Harvard-FairDomain is a large-scale ophthalmology dataset designed for studying fairness under domain shift in medical image analysis. It supports both image segmentation and classification tasks, with 10,000 samples per task drawn from 10,000 unique patients. The dataset introduces an additional imaging modality — en-face fundus images — alongside the original scanning laser ophthalmoscopy (SLO) fundus images, enabling cross-domain fairness research.

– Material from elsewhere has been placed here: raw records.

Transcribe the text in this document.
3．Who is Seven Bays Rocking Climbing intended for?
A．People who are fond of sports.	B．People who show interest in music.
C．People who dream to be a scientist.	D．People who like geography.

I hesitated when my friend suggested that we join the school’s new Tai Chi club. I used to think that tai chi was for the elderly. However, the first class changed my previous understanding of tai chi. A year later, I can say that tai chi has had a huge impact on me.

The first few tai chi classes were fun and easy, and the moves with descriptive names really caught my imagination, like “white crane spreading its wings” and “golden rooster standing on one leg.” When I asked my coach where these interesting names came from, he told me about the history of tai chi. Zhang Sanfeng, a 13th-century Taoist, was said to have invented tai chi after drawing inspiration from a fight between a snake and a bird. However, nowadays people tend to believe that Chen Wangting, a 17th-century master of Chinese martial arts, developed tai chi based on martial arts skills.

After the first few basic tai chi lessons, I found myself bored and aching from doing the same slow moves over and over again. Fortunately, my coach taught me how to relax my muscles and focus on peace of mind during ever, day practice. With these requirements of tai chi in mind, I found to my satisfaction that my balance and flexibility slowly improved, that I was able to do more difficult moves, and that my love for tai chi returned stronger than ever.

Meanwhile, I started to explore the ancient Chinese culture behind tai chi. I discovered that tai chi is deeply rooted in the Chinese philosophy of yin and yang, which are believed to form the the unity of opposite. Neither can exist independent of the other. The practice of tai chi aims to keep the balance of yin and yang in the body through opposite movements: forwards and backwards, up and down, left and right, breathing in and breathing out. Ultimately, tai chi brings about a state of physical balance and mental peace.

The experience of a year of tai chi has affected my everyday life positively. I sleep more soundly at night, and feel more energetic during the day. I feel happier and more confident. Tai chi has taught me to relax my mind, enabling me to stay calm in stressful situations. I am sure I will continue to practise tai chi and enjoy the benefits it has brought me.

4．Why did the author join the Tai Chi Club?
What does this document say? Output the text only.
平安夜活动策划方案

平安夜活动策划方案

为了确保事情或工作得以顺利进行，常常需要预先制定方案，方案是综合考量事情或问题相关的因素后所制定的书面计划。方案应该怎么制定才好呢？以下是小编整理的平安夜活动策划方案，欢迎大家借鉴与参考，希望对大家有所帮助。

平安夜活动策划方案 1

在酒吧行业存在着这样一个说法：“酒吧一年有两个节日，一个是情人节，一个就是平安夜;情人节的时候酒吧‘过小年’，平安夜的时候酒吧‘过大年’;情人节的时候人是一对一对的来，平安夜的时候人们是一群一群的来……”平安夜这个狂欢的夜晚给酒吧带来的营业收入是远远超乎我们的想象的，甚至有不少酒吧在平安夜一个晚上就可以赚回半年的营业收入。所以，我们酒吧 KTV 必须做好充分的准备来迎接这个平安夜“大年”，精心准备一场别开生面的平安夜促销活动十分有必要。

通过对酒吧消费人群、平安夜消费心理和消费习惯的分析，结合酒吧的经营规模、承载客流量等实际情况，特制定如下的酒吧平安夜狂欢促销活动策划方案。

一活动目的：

This dataset was introduced in the ECCV 2024 paper: FairDomain: Achieving Fairness in Cross-Domain Medical Image Segmentation and Classification.

Dataset Details

Dataset Description

Field Value
Institution Department of Ophthalmology, Harvard Medical School
Tasks Medical image segmentation, medical image classification
Modalities En-face fundus image, scanning laser ophthalmoscopy (SLO) fundus image
Samples 10,000 (segmentation), 10,000 (classification)
Patients 10,000 per task (unique patients)

Source Data

Harvard-FairDomain is derived from two existing Harvard ophthalmology datasets:

En-face fundus images were added to both subsets as a new imaging domain on top of the original SLO fundus images, enabling cross-domain fairness benchmarking.

Uses

Direct Use

Research on algorithmic fairness in cross-domain medical image segmentation and classification, including studies of model performance disparities across demographic groups under distribution shift.

Out-of-Scope Use

Clinical diagnosis, commercial applications, or any use prohibited by the CC BY-NC-ND 4.0 license.

Citation

BibTeX:

@article{tian2024fairdomain,
  title={FairDomain: Achieving Fairness in Cross-Domain Medical Image Segmentation and Classification},
  author={Tian, Yu and Wen, Congcong and Shi, Min and Afzal, Muhammad Muneeb and Huang, Hao and Khan, Muhammad Osama and Luo, Yan and Fang, Yi and Wang, Mengyu},
  journal={arXiv preprint arXiv:2407.08813},
  year={2024}
}

APA:

Tian, Y., Wen, C., Shi, M., Afzal, M. M., Huang, H., Khan, M. O., Luo, Y., Fang, Y., & Wang, M. (2024). FairDomain: Achieving Fairness in Cross-Domain Medical Image Segmentation and Classification. arXiv preprint arXiv:2407.08813.